Establishing a homestead in Bleeding Kansas
The narrative takes place in the years right before the Civil War, during the period known as Bleeding Kansas. The Kansas Territory was preparing for statehood, but it was still unclear, whether it would be admitted to the Union as a slave state or a free state. Pro- and anti-slavery settlers flooded into the territory to cast their votes for or against slavery. Both sides used violence, coercion, and corruption to drive settlers of the opposing faction out of the state or to discourage their voting. Two separate governments with separate constitutions—one pro-slavery and one free state—existed simultaneously, and various cities, often in close proximity to one another, were established as strongholds in favor of one side or the other. The family in this story enter this hostile environment fully aware of its dangers, but as anti-slavery advocates they refuse to be discouraged by pro-slavery ruffians. Brothers-in-law Mr. Howell and Mr. Bryant leave their wives at home in Illinois and take their sons, Charlie and Sandy Howell and Oscar Bryant, to stake out a homestead near Fort Riley, Kansas. The book follows their efforts at living and farming in this exotic new land of Indians and buffalo.
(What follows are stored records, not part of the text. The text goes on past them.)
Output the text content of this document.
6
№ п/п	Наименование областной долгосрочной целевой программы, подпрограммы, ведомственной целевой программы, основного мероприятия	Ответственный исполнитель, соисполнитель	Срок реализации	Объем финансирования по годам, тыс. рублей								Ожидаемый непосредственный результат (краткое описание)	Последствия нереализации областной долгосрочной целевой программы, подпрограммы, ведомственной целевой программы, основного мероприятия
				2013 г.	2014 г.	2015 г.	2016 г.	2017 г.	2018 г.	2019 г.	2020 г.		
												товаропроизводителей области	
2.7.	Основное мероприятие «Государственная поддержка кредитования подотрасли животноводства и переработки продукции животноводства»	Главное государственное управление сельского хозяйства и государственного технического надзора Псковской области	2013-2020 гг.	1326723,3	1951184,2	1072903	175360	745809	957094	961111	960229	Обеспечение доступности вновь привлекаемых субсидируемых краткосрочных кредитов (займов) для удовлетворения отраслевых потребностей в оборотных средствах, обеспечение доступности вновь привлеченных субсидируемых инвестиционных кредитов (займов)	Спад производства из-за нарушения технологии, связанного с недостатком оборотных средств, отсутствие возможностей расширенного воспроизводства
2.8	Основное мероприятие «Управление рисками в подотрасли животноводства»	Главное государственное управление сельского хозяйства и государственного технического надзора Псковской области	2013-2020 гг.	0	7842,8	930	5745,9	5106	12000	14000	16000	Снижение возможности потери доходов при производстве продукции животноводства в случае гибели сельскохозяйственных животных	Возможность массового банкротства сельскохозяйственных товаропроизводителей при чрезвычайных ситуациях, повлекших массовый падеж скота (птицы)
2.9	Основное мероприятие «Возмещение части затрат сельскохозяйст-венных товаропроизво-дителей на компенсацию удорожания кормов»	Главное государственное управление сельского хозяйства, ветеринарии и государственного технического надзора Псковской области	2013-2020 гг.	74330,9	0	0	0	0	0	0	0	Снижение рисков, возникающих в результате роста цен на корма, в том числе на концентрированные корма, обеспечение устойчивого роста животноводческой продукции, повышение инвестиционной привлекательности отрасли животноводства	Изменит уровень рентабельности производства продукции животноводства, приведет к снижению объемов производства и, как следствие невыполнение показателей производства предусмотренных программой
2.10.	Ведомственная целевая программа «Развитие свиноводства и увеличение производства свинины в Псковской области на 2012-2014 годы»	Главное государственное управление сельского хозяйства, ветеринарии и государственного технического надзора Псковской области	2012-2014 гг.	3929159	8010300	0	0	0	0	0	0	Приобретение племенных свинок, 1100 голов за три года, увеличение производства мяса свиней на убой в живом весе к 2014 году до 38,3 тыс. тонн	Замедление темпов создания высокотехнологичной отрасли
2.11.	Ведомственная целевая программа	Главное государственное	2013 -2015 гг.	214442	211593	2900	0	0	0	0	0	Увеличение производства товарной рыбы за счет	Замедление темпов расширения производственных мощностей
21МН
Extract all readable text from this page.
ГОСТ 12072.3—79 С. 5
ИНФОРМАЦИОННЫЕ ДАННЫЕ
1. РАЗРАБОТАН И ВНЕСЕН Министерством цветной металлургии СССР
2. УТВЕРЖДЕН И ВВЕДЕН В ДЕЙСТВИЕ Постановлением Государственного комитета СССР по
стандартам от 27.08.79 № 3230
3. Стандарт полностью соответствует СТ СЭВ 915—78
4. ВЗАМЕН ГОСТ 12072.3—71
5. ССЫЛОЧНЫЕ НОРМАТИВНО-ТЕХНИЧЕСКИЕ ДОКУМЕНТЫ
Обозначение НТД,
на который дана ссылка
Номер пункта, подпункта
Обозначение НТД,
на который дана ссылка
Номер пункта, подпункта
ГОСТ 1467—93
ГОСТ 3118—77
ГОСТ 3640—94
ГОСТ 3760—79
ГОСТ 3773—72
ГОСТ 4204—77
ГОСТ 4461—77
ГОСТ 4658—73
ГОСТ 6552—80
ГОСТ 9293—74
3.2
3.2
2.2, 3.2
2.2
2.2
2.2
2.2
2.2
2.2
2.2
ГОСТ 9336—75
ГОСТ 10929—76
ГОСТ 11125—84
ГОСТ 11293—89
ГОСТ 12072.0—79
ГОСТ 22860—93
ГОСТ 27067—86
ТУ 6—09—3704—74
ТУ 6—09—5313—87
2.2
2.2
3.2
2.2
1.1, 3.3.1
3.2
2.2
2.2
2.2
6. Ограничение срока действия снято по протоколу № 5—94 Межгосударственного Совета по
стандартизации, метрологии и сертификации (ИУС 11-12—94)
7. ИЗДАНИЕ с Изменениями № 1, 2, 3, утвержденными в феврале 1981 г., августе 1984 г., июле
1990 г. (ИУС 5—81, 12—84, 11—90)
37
Given that most of the protagonists are teenagers, this novel was probably originally intended for a juvenile audience. However, literature of the 19th century wasn’t dumbed-down as much as today’s young adult fiction, so there’s nothing to stop grown-ups from appreciating Brooks’s narrative, particularly those grown-ups who are interested in the history of Kansas. The reader learns a lot about both the political climate and the natural environment of the territory in its nascent years of white settlement. Brooks writes in a very naturalistic style that favors descriptive authenticity over sensationalist adventure. While most of the time that strategy works to the book’s advantage, it also might be its one main flaw, as the story does move pretty slowly at times. Brooks’s intention seems to be to document the experience of typical settlers, rather than jazzing up the narrative with exceptionally exciting events. When a town is burned by pro-slavery fighters, or a group of settlers is attacked by Indians, these things happen on the periphery. The Howells and Bryants don’t experience them first-hand, but rather, like the majority of real western homesteaders, only hear about them second-hand through the prairie grapevine. One aspect of the times that Brooks captures very well is the feeling of isolation and independence that comes from living in this beautiful, untrod, sparsely populated region.
Living in Kansas, I often see lists or maps focusing on Kansas literature, but Brooks or this book are never mentioned, probably because he lived too briefly in the state to be considered a true “Kansas Author.” That’s a shame, however, because this novel really offers some good insight into the history of the state. The Boy Settlers deserves to be better known among Kansas readers.